At one time my mum, Auntie Violet and my daughter Kimmy all worked part-time in the Blue Coat Boy in Bishopsgate. I think when the twins were outside they had some sort of interest in this pub, but whether that was a legal interest or not I’ve no idea. The landlor
d was a skinflint and every week without fail they had to chase him for their own wages. Yet when Charlie went to him for a loan of £2,000 he gave it to him on the strength of this family connection. Full of the flannel that had become his way by then, Charlie told him that within a few weeks he’d pack the place out with his friends – both faces and celebrities. It never happened and the money disappeared along with my cousin.
Auntie Violet was so embarrassed she wanted to pack the job in but the landlord wouldn’t hear of it, saying the deal was between himself and her son and nothing to do with her.
Because he’d borrowed money from my dad in the past and never bothered to pay it back, Charlie was crafty and got his mother to ring my dad asking if he would lend him a hundred pounds. She said that he desperately needed the money because he was in trouble but had promised that without fail he would pay it back within two weeks. “In trouble” was all anyone had to say to my father and his hand would be in his pocket, so it was understandable that he was very hurt when Charlie never repaid him – yet always seemed to have plenty of cash, nice suits and gold dripping off his arms.
Only recently one of the old firm told me that when he was released after serving his sentence, a benefit was held for him in a local pub and it raised almost £3,000 – a nice sum to get him back on his feet again. Whether Charlie had set up this benefit night I don’t know, but he collected the money from the landlord saying he’d take it personally to this man, and none of it was seen again.
It might seem as though I’m being disloyal but I can only say how things were and how nothing him or the twins did changed how I felt about them all. Whether it was violence, murder or simply confidence tricks, I never stopped loving any of them – but too often I found myself not liking them at different times.

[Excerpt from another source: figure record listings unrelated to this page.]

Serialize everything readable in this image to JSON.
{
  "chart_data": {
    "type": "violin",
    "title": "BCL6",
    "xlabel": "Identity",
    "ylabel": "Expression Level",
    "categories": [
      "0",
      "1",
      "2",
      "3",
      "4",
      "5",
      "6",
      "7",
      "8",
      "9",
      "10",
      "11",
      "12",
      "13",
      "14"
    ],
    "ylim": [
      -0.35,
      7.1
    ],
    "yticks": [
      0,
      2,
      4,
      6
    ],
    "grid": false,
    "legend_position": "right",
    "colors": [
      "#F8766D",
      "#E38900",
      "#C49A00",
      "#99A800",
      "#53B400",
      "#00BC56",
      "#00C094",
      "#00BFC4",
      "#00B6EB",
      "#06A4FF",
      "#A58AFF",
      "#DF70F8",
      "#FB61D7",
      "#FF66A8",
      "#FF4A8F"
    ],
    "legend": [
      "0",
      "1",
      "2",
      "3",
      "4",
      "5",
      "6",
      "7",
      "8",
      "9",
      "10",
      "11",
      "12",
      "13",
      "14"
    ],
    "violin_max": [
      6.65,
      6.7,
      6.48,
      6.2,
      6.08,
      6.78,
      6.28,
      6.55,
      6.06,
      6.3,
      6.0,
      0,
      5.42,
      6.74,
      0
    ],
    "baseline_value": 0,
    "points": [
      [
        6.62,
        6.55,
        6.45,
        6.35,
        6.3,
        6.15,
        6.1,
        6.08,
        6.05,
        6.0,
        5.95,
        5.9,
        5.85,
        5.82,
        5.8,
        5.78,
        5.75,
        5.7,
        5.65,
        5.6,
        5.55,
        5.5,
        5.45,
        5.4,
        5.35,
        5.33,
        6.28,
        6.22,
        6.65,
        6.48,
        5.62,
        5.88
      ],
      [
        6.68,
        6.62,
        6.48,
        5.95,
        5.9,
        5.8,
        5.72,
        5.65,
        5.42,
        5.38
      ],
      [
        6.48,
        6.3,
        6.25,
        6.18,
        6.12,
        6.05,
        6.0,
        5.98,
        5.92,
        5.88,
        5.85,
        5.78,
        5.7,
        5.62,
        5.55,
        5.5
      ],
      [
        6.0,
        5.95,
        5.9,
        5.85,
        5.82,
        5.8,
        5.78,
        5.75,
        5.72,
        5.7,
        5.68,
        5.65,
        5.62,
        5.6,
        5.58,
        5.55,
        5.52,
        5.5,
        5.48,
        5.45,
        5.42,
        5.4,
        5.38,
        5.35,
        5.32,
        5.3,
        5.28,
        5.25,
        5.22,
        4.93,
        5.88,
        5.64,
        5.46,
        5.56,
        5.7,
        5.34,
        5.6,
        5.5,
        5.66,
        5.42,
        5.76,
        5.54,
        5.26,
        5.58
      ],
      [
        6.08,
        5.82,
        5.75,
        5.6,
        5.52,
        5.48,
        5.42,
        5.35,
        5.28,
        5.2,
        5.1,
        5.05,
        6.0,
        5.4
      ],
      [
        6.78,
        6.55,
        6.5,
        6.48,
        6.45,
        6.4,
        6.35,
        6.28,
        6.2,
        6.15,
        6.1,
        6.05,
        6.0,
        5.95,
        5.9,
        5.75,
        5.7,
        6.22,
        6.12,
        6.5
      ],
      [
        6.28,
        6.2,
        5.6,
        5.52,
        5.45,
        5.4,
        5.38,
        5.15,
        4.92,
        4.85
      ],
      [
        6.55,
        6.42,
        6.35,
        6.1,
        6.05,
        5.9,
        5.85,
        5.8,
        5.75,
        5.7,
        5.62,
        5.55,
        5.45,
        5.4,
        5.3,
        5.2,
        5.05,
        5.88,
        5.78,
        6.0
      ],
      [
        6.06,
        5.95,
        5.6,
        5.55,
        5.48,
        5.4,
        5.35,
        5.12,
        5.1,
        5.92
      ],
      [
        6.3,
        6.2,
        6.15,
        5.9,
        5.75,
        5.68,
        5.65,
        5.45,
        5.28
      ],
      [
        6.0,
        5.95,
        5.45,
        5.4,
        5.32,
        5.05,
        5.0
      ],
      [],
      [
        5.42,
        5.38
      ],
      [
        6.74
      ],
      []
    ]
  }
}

Even young Gary picked up his father’s ways. As a child he used to wind Grandad up over money. As compensation for not living with his parents, Charlie and Dolly slipped him money every time they saw him, so he always had a pocket full of cash. If he wasn’t rattling it about like Ronnie used to, he was carefully counting it every five minutes. But he wouldn’t part with a penny of it. Grandad used to say, “That Gary is a greedy little bastard”.